2. Meritocracy is manipulable. It is manipulated when a Harvard or Stanford student is a student because he or she is the son of a wealthy alumnus, and it is distorted when promotion based on seniority is disguised as promotion based on merit through lax credentialing procedures. That this occurs does not undermine the principle of meritocracy. But it weakens it in practice and should prompt us to intensify political and social vigilance over the integrity of nominally meritocratic processes. The first interested parties in doing so should be those for whom manipulation or distortion devalues a truly possessed merit.
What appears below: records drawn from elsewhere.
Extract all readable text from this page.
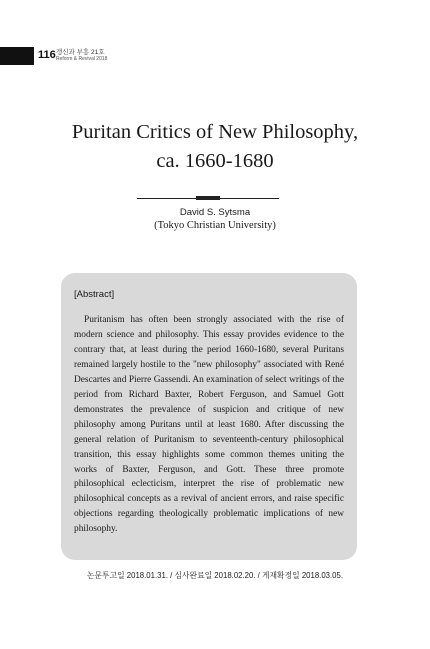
116 갱신과 부흥 21호
Reform & Revival 2018
Puritan Critics of New Philosophy,
ca. 1660-1680
David S. Sytsma
(Tokyo Christian University)
[Abstract]

Puritanism has often been strongly associated with the rise of modern science and philosophy. This essay provides evidence to the contrary that, at least during the period 1660-1680, several Puritans remained largely hostile to the "new philosophy" associated with René Descartes and Pierre Gassendi. An examination of select writings of the period from Richard Baxter, Robert Ferguson, and Samuel Gott demonstrates the prevalence of suspicion and critique of new philosophy among Puritans until at least 1680. After discussing the general relation of Puritanism to seventeenth-century philosophical transition, this essay highlights some common themes uniting the works of Baxter, Ferguson, and Gott. These three promote philosophical eclecticism, interpret the rise of problematic new philosophical concepts as a revival of ancient errors, and raise specific objections regarding theologically problematic implications of new philosophy.

논문투고일 2018.01.31. / 심사완료일 2018.02.20. / 게재확정일 2018.03.05.
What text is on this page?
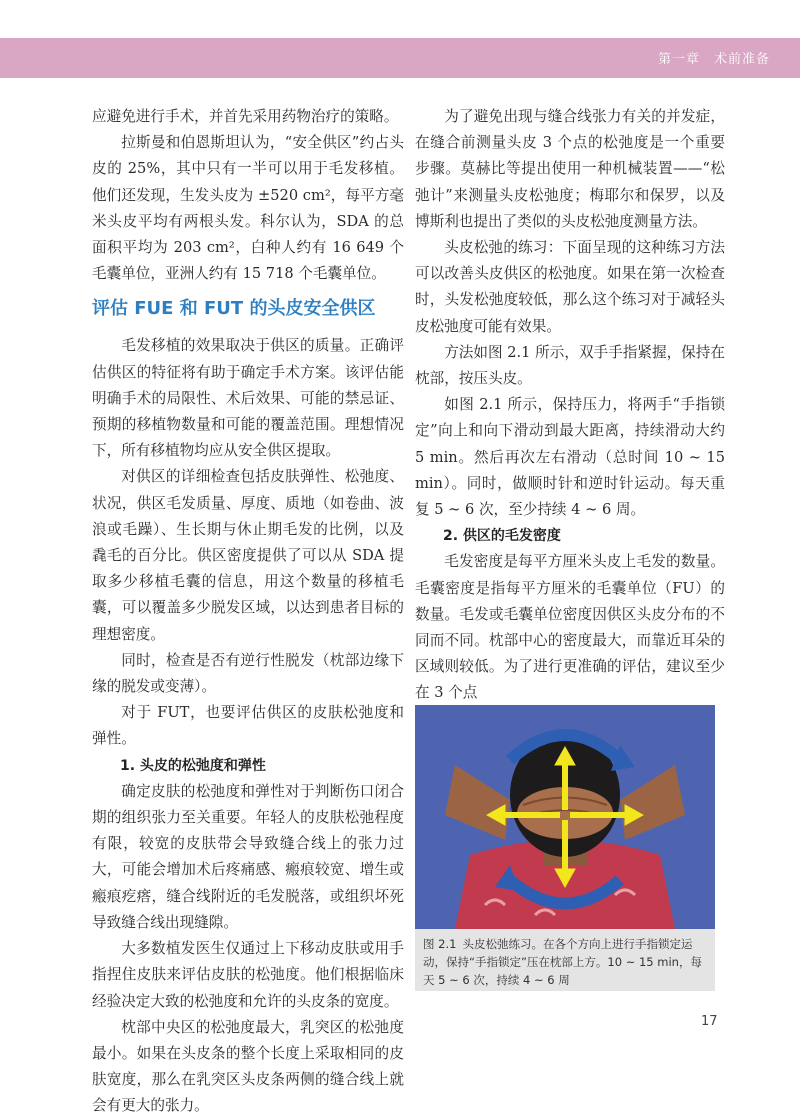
第一章　术前准备

应避免进行手术，并首先采用药物治疗的策略。

拉斯曼和伯恩斯坦认为，“安全供区”约占头皮的 25%，其中只有一半可以用于毛发移植。他们还发现，生发头皮为 ±520 cm²，每平方毫米头皮平均有两根头发。科尔认为，SDA 的总面积平均为 203 cm²，白种人约有 16 649 个毛囊单位，亚洲人约有 15 718 个毛囊单位。

评估 FUE 和 FUT 的头皮安全供区

毛发移植的效果取决于供区的质量。正确评估供区的特征将有助于确定手术方案。该评估能明确手术的局限性、术后效果、可能的禁忌证、预期的移植物数量和可能的覆盖范围。理想情况下，所有移植物均应从安全供区提取。

对供区的详细检查包括皮肤弹性、松弛度、状况，供区毛发质量、厚度、质地（如卷曲、波浪或毛躁）、生长期与休止期毛发的比例，以及毳毛的百分比。供区密度提供了可以从 SDA 提取多少移植毛囊的信息，用这个数量的移植毛囊，可以覆盖多少脱发区域，以达到患者目标的理想密度。

同时，检查是否有逆行性脱发（枕部边缘下缘的脱发或变薄）。

对于 FUT，也要评估供区的皮肤松弛度和弹性。

1. 头皮的松弛度和弹性

确定皮肤的松弛度和弹性对于判断伤口闭合期的组织张力至关重要。年轻人的皮肤松弛程度有限，较宽的皮肤带会导致缝合线上的张力过大，可能会增加术后疼痛感、瘢痕较宽、增生或瘢痕疙瘩，缝合线附近的毛发脱落，或组织坏死导致缝合线出现缝隙。

大多数植发医生仅通过上下移动皮肤或用手指捏住皮肤来评估皮肤的松弛度。他们根据临床经验决定大致的松弛度和允许的头皮条的宽度。

枕部中央区的松弛度最大，乳突区的松弛度最小。如果在头皮条的整个长度上采取相同的皮肤宽度，那么在乳突区头皮条两侧的缝合线上就会有更大的张力。

为了避免出现与缝合线张力有关的并发症，在缝合前测量头皮 3 个点的松弛度是一个重要步骤。莫赫比等提出使用一种机械装置——“松弛计”来测量头皮松弛度；梅耶尔和保罗，以及博斯利也提出了类似的头皮松弛度测量方法。

头皮松弛的练习：下面呈现的这种练习方法可以改善头皮供区的松弛度。如果在第一次检查时，头发松弛度较低，那么这个练习对于减轻头皮松弛度可能有效果。

方法如图 2.1 所示，双手手指紧握，保持在枕部，按压头皮。

如图 2.1 所示，保持压力，将两手“手指锁定”向上和向下滑动到最大距离，持续滑动大约 5 min。然后再次左右滑动（总时间 10 ~ 15 min）。同时，做顺时针和逆时针运动。每天重复 5 ~ 6 次，至少持续 4 ~ 6 周。

2. 供区的毛发密度

毛发密度是每平方厘米头皮上毛发的数量。毛囊密度是指每平方厘米的毛囊单位（FU）的数量。毛发或毛囊单位密度因供区头皮分布的不同而不同。枕部中心的密度最大，而靠近耳朵的区域则较低。为了进行更准确的评估，建议至少在 3 个点

图 2.1 头皮松弛练习。在各个方向上进行手指锁定运动，保持“手指锁定”压在枕部上方。10 ~ 15 min，每天 5 ~ 6 次，持续 4 ~ 6 周
17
3. Meritocracy fosters arrogance. Sandel has insisted on this point. It is the tendency to consider professional success as an exclusive consequence of one's own effort and, with greater or lesser intensity, to consider that those who haven't gotten so far do so because they haven't tried hard enough and, as a consequence, are owed nothing. A socially dissolving contempt that can only foster resentment. It is profoundly flawed because merit is not an absolute concept but a relative one; it depends on social circumstances, and therefore good fortune counts for a lot. The footballer whose merit has led him to great professional success has benefited from two types of random events. What defines who he is—including his ability to play well—is genetics, family, or the environment in which he was raised. And what makes football highly valued socially, something that does not depend on the efforts of any individual footballer. The role of luck is the funding justification for redistributive policies. But there's no doubt that society will function better and be happier if, in addition, the prevailing culture is not one of elitist arrogance, but one of humility and modesty. One that internalizes the virtue of solidarity, practiced in public or private ways.
In short: I think the appreciation of merit is essential, but it's better if it's demanding, complemented by redistributive taxation, and accompanied by a culture of solidarity.